Buendía

JON JUARISTI, ABC 20/04/14

· García Márquez logró algo que la novela en español no había alcanzado desde Cervantes: universalidad.

Entre las interpretaciones de Cien años de soledad me parece especialmente sugestiva la que propuso en su día mi amiga Sultana Wahnón, que veía en la novela de García Márquez una historia en clave de los judíos olvidados de América. La saga de los Buendía, con su obsesivo temor al fuego y a los tormentos y su interminable diáspora, representaría a los criptojudíos que, desde la Península Ibérica, marcharon a América a lo largo de los siglos de la colonia, antes de la gran migración centroeuropea del XIX que llevó a cientos de miles de judíos asquenazis a los EE.UU. y a las repúblicas latinoamericanas.

Los «judíos olvidados» del Antiguo Régimen indiano fueron españoles y, en mayor número aún, portugueses que huían de la Inquisición, aunque no dejarían de ser perseguidos por las secciones de dicho tribunal en los virreinatos trasatlánticos. Tal fue la suerte, por ejemplo, del sastre lisboeta António Machado y de varios de sus parientes penitenciados, torturados y, en algún caso, quemados en efigie por la Inquisición de la Nueva España.

Muy probablemente, estos Machado del siglo XVII eran parientes de los antepasados de los poetas Manuel y Antonio Machado, que llegaron a la vieja España, desde Portugal, en la misma época y, seguramente, huyendo de los mismos peligros; es decir, de un pueblo de malsines y de una inquisición particularmente volcada en la persecución de los criptojudíos (al contrario de la española, que se encargaba, sobre todo, de la represión de herejes, ateos, bígamos y sodomitas).

La profesora Wahnón, para quien el personaje del gitano Melquíades encubría apenas la figura de Ashavero, el Judío Errante, no sostenía, a lo Américo Castro, que García Márquez viniera ex illis ni que hubiera heredado una memoria familiar judía. No era necesario suponer nada de esto, porque la propia experiencia histórica americana implica la universalización de la experiencia judía del desarraigo y de la diáspora, y, por consiguiente, una afinidad asombrosa con la imaginación judía de la errancia. En términos estrictamente estadísticos, es más probable que un colombiano descienda de emigrantes sirios o libaneses que de judíos sefardíes, pero los arquetipos de la literatura americana en cualquiera de las dos grandes lenguas hispánicas, el español y el portugués, tienen mucho más que ver con la tradición judía que con la árabe islámica o cristiana. En tal sentido, el realismo mágico está más cerca de la Biblia y del Midrás que de Las Mil y una noches.

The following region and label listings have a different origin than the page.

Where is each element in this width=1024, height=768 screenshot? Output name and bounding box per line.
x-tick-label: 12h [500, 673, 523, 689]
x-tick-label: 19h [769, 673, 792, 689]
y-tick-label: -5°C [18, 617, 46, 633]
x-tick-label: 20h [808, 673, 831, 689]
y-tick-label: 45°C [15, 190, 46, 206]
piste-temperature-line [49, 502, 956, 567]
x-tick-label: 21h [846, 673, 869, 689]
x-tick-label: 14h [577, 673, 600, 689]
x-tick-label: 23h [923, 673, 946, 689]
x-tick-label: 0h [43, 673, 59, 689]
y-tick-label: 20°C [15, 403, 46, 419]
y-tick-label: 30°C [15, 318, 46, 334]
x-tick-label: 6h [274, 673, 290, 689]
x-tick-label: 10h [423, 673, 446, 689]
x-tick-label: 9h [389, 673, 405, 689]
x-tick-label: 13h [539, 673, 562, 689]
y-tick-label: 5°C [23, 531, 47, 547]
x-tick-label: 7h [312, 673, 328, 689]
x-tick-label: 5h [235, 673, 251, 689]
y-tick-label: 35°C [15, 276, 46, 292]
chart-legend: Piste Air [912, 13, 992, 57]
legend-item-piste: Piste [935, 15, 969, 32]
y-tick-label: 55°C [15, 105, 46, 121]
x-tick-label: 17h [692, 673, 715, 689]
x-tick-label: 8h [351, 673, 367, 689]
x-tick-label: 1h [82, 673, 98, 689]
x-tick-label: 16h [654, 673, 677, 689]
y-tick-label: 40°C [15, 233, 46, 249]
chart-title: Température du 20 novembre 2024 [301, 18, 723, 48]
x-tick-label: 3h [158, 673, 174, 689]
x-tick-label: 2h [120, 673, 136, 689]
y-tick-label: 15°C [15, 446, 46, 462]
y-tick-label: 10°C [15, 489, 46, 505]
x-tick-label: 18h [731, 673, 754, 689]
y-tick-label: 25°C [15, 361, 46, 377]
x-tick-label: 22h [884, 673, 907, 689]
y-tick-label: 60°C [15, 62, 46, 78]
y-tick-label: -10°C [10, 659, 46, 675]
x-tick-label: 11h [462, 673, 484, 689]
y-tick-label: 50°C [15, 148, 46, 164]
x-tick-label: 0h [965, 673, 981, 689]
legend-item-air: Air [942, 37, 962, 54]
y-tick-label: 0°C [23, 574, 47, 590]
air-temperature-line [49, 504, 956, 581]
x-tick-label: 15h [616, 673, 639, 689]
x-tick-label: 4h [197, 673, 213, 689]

Esta cercanía, esta trabazón espontánea entre la imaginación novelesca latinoamericana y la imaginación tradicional judía habría surgido en García Márquez de un modo inconsciente, como el resultado de la asimilación magnífica por parte de su autor de una lengua, el español «de América» y de una visión del mundo y de la historia inherente a aquélla. En El hablador, de Mario Vargas Llosa, la fusión de la imaginación mítica americana y del lenguaje de la tradición judía bíblica resulta asimismo magistral, pero es consciente, deliberada y minuciosamente construida.

Ambos autores han logrado con aparente facilidad algo que los novelistas españoles han perseguido en vano después de que Cervantes lo alcanzara: escapar del casticismo y acceder a una de las muchas universalidades posibles. Las sagas de las novelas españolas se parecen todas a la de los Alcántara. En cambio, uno puede ver en los Buendía a cualquier familia desarraigada y exílica. A los Machado portugueses del siglo XVII, por ejemplo. O a los Machado españoles del XIX y XX, cuyos miembros iban y venían de América, de Guatemala y de Méjico, donde sus probables primos lisboetas triplicaban ya los cien años de soledad.